Mayors from four cities, together with a representative of civil society and the core partners of the Fast-Track cities initiative-UNAIDS, the International Association of Providers of AIDS Care (IAPAC), the United Nations Human Settlements Programme (UN-Habitat) and the city of Paris-participated in a virtual side event on urban settings on 10 June, held during the United Nations High-Level Meeting on AIDS.
The participants reflected on the progress made in urban HIV responses and disruptions related to COVID-19, the importance of sustained political leadership and commitment during public health crises and the critical role of communities in strengthening HIV and other health services.
“A Fast-Track city is a city embracing human rights and advocating for more equality and freedom. The freedom to be true to yourself, to live where you want, to live free of prejudice, and with equal chance to stay healthy,” said the Mayor of Paris, Anne Hidalgo, in her opening address.
In her message, Maimunah Mohd Sharif, the Executive Director of UN‐Habitat, highlighted that, “Reducing inequalities is central to both UN-Habitat’s mission broadly and to ending urban HIV epidemics given the unacceptable disparities we see with respect to HIV among sexual and ethnic minorities, including the LGBTQ+ populations, migrants and refugees, and other marginalized populations, such as those in slums and informal settlements.”
Sibongile Tshabalala, the national Chairperson of the Treatment Action Campaign in South Africa, emphasized the importance of community leadership if we want to end AIDS, and called for communities to be at the centre of the HIV response within the context of ending social marginalization and health inequalities.
Attending mayors from Baton Rouge, Johannesburg, Kyiv and Quezon City presented their experiences in exercising public health leadership in HIV responses at the city level and in mitigating the impact of the COVID-19 pandemic.
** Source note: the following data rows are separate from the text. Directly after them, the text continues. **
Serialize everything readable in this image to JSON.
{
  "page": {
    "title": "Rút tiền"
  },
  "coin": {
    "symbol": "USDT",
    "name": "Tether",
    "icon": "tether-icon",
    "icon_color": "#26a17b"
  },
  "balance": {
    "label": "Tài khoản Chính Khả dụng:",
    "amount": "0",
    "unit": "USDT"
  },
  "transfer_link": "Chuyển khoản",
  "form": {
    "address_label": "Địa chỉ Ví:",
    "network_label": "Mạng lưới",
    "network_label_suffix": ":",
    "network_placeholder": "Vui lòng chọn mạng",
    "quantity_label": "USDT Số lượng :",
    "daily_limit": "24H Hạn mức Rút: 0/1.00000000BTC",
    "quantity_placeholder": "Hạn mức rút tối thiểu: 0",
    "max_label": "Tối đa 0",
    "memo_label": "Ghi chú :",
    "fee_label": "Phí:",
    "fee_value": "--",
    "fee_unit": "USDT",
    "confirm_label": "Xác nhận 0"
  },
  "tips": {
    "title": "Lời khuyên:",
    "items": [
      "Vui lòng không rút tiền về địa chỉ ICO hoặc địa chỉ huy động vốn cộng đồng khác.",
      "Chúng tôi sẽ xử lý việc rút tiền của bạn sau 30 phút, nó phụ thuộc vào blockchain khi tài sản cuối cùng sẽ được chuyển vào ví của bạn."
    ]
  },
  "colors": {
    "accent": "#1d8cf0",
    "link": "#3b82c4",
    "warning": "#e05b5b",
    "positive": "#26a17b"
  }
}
Many cities have made significant progress in accelerating their urban HIV responses since the beginning of the Fast-Track cities initiative on World AIDS Day 2014. In Kyiv, for example, according to national data the percentage of people who know their HIV status and are on antiretroviral therapy rose from less than 50% in 2015 to 83% in 2019, with 95% of those being virally suppressed. In Paris, according to national data the number of new HIV infections dropped by 16% between 2015 and 2018. And in Johannesburg, a targeted testing approach during the COVID-19 pandemic led to an increase in the percentage of people living with HIV knowing their status, from 86% in March 2020 to 91% in 2021, according to national data.
Josefina Belmonte, the Mayor of Quezon City, called on mayors to use the “Power and resources at their disposal towards the common good, including eradicating HIV and addressing issues that others are afraid to address because they are controversial or they may not be acceptable or not be politically sound.” She added that, “It is every person’s right to live freely, humanely and justly in the world they were born in and it is our duty as mayors elected by the people to make that happen for them.”
The moderator of the event, IAPAC President/Chief Executive Officer José M. Zuniga, recognized the progress made by Fast-Track cities, even within the context of the COVID-19 pandemic. “City public health leadership is translating into countless lives saved and enhanced, including as Fast-Track cities grapple with an emerging COVID-19 pandemic and simultaneously work to maintain a continuity of HIV and other essential health services for all of their citizens,” he said.
In many cities, the 90-90-90 targets for 2020 were not achieved, partly because of COVID-19-related disruptions, but also due to persistent inequalities and social exclusion. A prioritization of social enablers is therefore required to regain momentum against HIV across the Fast-Track cities network.
In her closing statement, Winnie Byanyima, the UNAIDS Executive Director, called on cities and municipalities around the world to recommit to accelerated urban HIV responses, to exercise public health leadership to achieve the 2025 targets, to end inequalities and social exclusion and to end AIDS as a public health threat by 2030.